Without primary healthcare, infected people with mild to moderate symptoms in the communities remain undiagnosed and expose others to the infection.
One is also prompted to go straight to tertiary hospitals, bypassing the facilities in the first and second tiers, when health condition worsens, thus overburdening the tertiary hospitals.
The virus spreads in the meantime, leading to higher infections and higher cases of severity.

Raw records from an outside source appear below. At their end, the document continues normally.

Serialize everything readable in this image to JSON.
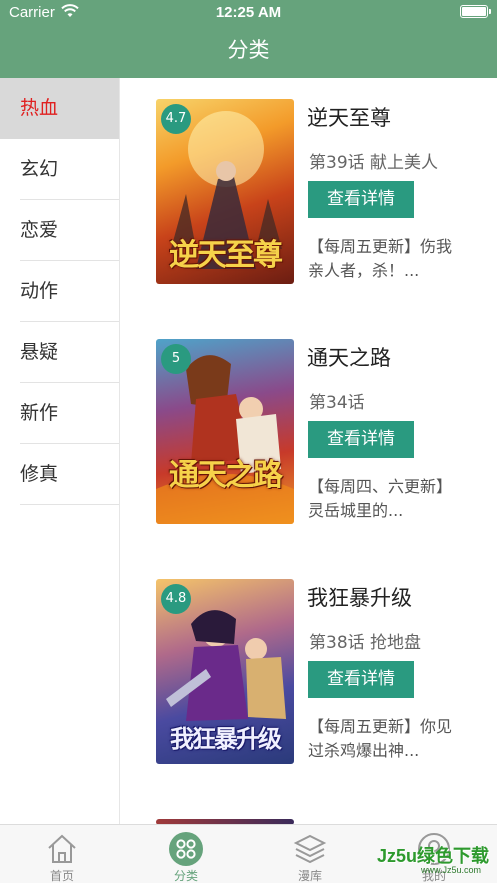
{
  "status": {
    "carrier": "Carrier",
    "time": "12:25 AM"
  },
  "nav": {
    "title": "分类"
  },
  "sidebar": {
    "items": [
      {
        "label": "热血",
        "active": true
      },
      {
        "label": "玄幻"
      },
      {
        "label": "恋爱"
      },
      {
        "label": "动作"
      },
      {
        "label": "悬疑"
      },
      {
        "label": "新作"
      },
      {
        "label": "修真"
      }
    ]
  },
  "comics": [
    {
      "rating": "4.7",
      "title": "逆天至尊",
      "episode": "第39话 献上美人",
      "button": "查看详情",
      "desc": "【每周五更新】伤我亲人者，杀！...",
      "cover_text": "逆天至尊"
    },
    {
      "rating": "5",
      "title": "通天之路",
      "episode": "第34话",
      "button": "查看详情",
      "desc": "【每周四、六更新】灵岳城里的...",
      "cover_text": "通天之路"
    },
    {
      "rating": "4.8",
      "title": "我狂暴升级",
      "episode": "第38话 抢地盘",
      "button": "查看详情",
      "desc": "【每周五更新】你见过杀鸡爆出神...",
      "cover_text": "我狂暴升级"
    }
  ],
  "tabbar": {
    "items": [
      {
        "label": "首页",
        "icon": "home-icon"
      },
      {
        "label": "分类",
        "icon": "category-icon",
        "active": true
      },
      {
        "label": "漫库",
        "icon": "layers-icon"
      },
      {
        "label": "我的",
        "icon": "profile-icon"
      }
    ]
  },
  "watermark": {
    "text": "Jz5u绿色下载",
    "url": "www.Jz5u.com"
  },
  "colors": {
    "header": "#66a37c",
    "accent": "#2a9a80",
    "active_category": "#e02020"
  }
}
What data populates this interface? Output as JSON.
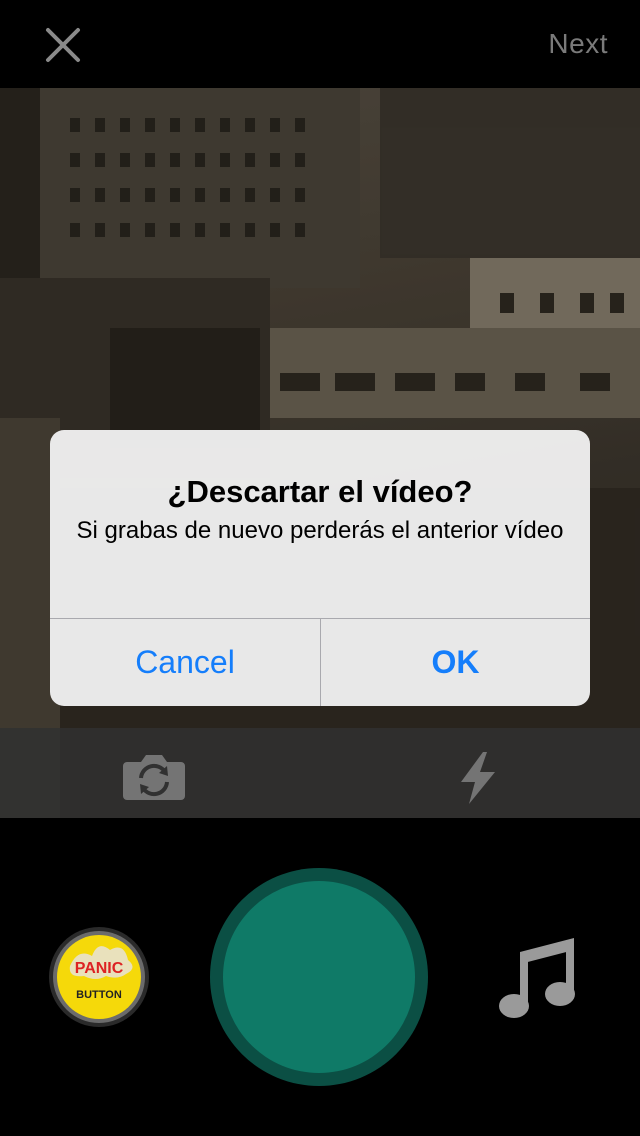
{
  "header": {
    "close_icon": "close-icon",
    "next_label": "Next"
  },
  "alert": {
    "title": "¿Descartar el vídeo?",
    "message": "Si grabas de nuevo perderás el anterior vídeo",
    "cancel_label": "Cancel",
    "ok_label": "OK",
    "button_color": "#157efb"
  },
  "camera_tools": {
    "flip_icon": "flip-camera-icon",
    "flash_icon": "flash-icon"
  },
  "recorder": {
    "record_color": "#0f7a67",
    "sticker_icon": "panic-button-icon",
    "sticker_text_top": "PANIC",
    "sticker_text_bottom": "BUTTON",
    "music_icon": "music-note-icon"
  }
}
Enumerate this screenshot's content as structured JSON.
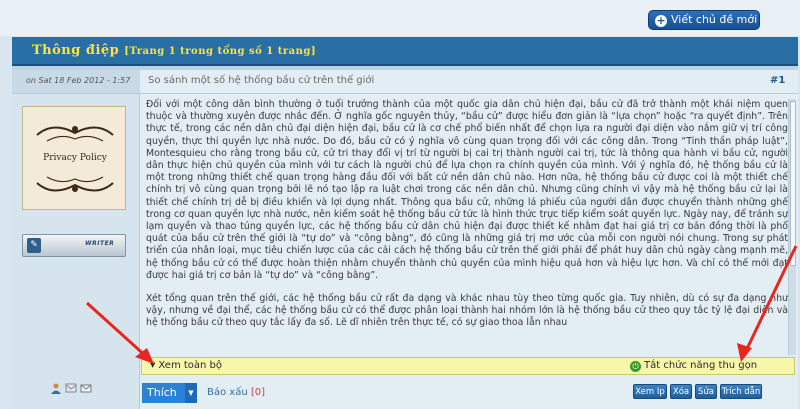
{
  "toolbar": {
    "new_topic_label": "Viết chủ đề mới"
  },
  "header": {
    "title_main": "Thông điệp",
    "title_page": "[Trang 1 trong tổng số 1 trang]"
  },
  "post": {
    "date": "on Sat 18 Feb 2012 - 1:57",
    "subject": "So sánh một số hệ thống bầu cử trên thế giới",
    "number": "#1",
    "paragraph1": "Đối với một công dân bình thường ở tuổi trưởng thành của một quốc gia dân chủ hiện đại, bầu cử đã trở thành một khái niệm quen thuộc và thường xuyên được nhắc đến. Ở nghĩa gốc nguyên thủy, “bầu cử” được hiểu đơn giản là “lựa chọn” hoặc “ra quyết định”. Trên thực tế, trong các nền dân chủ đại diện hiện đại, bầu cử là cơ chế phổ biến nhất để chọn lựa ra người đại diện vào nắm giữ vị trí công quyền, thực thi quyền lực nhà nước. Do đó, bầu cử có ý nghĩa vô cùng quan trọng đối với các công dân. Trong “Tinh thần pháp luật”, Montesquieu cho rằng trong bầu cử, cử tri thay đổi vị trí từ người bị cai trị thành người cai trị, tức là thông qua hành vi bầu cử, người dân thực hiện chủ quyền của mình với tư cách là người chủ để lựa chọn ra chính quyền của mình. Với ý nghĩa đó, hệ thống bầu cử là một trong những thiết chế quan trọng hàng đầu đối với bất cứ nền dân chủ nào. Hơn nữa, hệ thống bầu cử được coi là một thiết chế chính trị vô cùng quan trọng bởi lẽ nó tạo lập ra luật chơi trong các nền dân chủ. Nhưng cũng chính vì vậy mà hệ thống bầu cử lại là thiết chế chính trị dễ bị điều khiển và lợi dụng nhất. Thông qua bầu cử, những lá phiếu của người dân được chuyển thành những ghế trong cơ quan quyền lực nhà nước, nên kiểm soát hệ thống bầu cử tức là hình thức trực tiếp kiểm soát quyền lực. Ngày nay, để tránh sự lạm quyền và thao túng quyền lực, các hệ thống bầu cử dân chủ hiện đại được thiết kế nhằm đạt hai giá trị cơ bản đồng thời là phổ quát của bầu cử trên thế giới là “tự do” và “công bằng”, đó cũng là những giá trị mơ ước của mỗi con người nói chung. Trong sự phát triển của nhân loại, mục tiêu chiến lược của các cải cách hệ thống bầu cử trên thế giới phải để phát huy dân chủ ngày càng mạnh mẽ, hệ thống bầu cử có thể được hoàn thiện nhằm chuyển thành chủ quyền của mình hiệu quả hơn và hiệu lực hơn. Và chỉ có thế mới đạt được hai giá trị cơ bản là “tự do” và “công bằng”.",
    "paragraph2": "Xét tổng quan trên thế giới, các hệ thống bầu cử rất đa dạng và khác nhau tùy theo từng quốc gia. Tuy nhiên, dù có sự đa dạng như vậy, nhưng về đại thể, các hệ thống bầu cử có thể được phân loại thành hai nhóm lớn là hệ thống bầu cử theo quy tắc tỷ lệ đại diện và hệ thống bầu cử theo quy tắc lấy đa số. Lẽ dĩ nhiên trên thực tế, có sự giao thoa lẫn nhau"
  },
  "author": {
    "avatar_text": "Privacy Policy",
    "rank_label": "WRITER"
  },
  "toggle": {
    "expand_label": "Xem toàn bộ",
    "disable_label": "Tắt chức năng thu gọn"
  },
  "footer": {
    "like_label": "Thích",
    "dislike_label": "Báo xấu",
    "dislike_count": "[0]",
    "buttons": [
      "Xem Ip",
      "Xóa",
      "Sửa",
      "Trích dẫn"
    ]
  }
}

Setting up ICUs and installing ventilators are important to save critical patients, but what is more important is to check community transmission so that the vulnerable people do not get infected in the first place. If virus transmission goes unabated, ensuring access to ICU facilities and ventilators for the increasing number of critical patients will be an unrealistic feat to achieve.
Dr Kamrul Azad of the Barguna District Hospital said adequate oxygen supply at upazila and district hospitals might save the majority of the 15 percent severely-ill patients.
If an effective referral system were put in place, the tertiary hospitals would have to treat only critically-ill patients, he added.
The referral system that the WHO and Dr Kamrul advocate for depends on optimum usage of resources, which will also play a role in post-Covid-19 universal health coverage.
"This budget [for fiscal year 2020-21] should be the budget to fight against the coronavirus. Healthcare should be made affordable, accessible and available," said Prof Muzaherul Huq, former adviser of WHO's Southeast Asia region.
He added that enough skilled manpower should be deployed in healthcare facilities – be it in cities or rural areas.